Reportagens do baú: O diabo em nós
[artigo originalmente publicado no PortugalDiário a 3 de Junho de 2001]
A Igreja «devia tomar uma posição mais radical sobre os exorcismos. Muita gente está a sofrer por causa desta crença». Mas há quem garanta que está possuído
«Nessa cadeira onde você está, já esteve um homem que me ia partindo isto tudo.» Um exemplo de pessoas que se dizem com o diabo no corpo, contado ao PortugalDiário por Joaquim Carreira das Neves.
«Tire-me o demónio», pedem muitas pessoas que se dirigem a este padre. Ele recusa: «Não faço exorcismos.» Mas estuda o fenómeno e acompanha pessoas que se dizem possuídas.

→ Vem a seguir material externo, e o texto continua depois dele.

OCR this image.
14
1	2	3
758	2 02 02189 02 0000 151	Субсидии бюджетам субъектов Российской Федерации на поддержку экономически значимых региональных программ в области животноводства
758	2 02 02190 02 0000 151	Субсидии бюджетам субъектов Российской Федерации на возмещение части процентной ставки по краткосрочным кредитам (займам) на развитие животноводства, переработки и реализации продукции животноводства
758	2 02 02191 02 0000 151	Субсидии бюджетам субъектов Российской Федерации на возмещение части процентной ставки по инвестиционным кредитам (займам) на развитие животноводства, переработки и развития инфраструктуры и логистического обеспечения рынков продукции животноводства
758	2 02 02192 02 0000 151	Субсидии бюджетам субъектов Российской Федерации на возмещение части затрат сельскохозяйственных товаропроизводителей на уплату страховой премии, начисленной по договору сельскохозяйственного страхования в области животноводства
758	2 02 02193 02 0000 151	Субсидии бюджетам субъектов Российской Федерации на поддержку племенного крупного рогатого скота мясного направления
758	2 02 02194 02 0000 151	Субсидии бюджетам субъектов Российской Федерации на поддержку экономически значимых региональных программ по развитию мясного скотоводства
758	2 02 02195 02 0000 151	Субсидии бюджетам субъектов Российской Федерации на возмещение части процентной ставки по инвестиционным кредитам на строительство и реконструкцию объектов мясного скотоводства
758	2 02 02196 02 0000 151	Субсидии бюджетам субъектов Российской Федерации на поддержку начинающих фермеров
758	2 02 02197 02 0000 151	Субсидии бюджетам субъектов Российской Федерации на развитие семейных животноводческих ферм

Como também acontecia com a pequena Regan no filme de William Friedkin, «O Exorcista», que é tomada pelo diabo.
O filme chegou devagarinho desta vez, sem o escândalo da estreia: a nova versão mais longa e em cópia restaurada estreou recentemente nas salas de cinema e em DVD. O que se vê e ouve no filme «é humano, é natural, não tem que ver com o diabo», explicou Carreira das Neves, professor da Universidade Católica e exegeta bíblico (um investigador que interpreta a Bíblia).
A miúda de 12 anos fala com voz masculina, automutila-se com um crucifixo e tem uma força descomunal capaz de arrastar homens e mobílias. Um comportamento humano e natural. Mas quem é que está no corpo de Regan? O diabo, responderão. Ou o mal. Que é a mesma coisa, acrescenta Carreira das Neves. É nesse sentido que apontam as referências bíblicas aos demónios, a Satanás e ao diabo. «São entidades sem personalidade ontológica, mas funcional. Temos que concluir que são símbolos», clarifica. O diabo não existe como pessoa, «é mesmo uma figuração».
Ser exorcista hoje
Faz então sentido exorcizar? É como que «um placebo», algo que alivia a dor com fins sugestivos ou morais, refere o padre franciscano. A Igreja tem um novo rito do exorcismo, apresentado em 1999, quando não era alterado desde 1614. Baseado num conjunto de orações, esta intervenção exorcista só acontece depois de a ciência, toda a ciência, não apresentar uma solução para disfunções psicológicas. «Aquilo é tudo histerismo», sublinha. A figura do padre é então fundamental porque a pessoa acredita que está possuída. Mas o rito deve ser sempre devidamente acompanhado por médicos.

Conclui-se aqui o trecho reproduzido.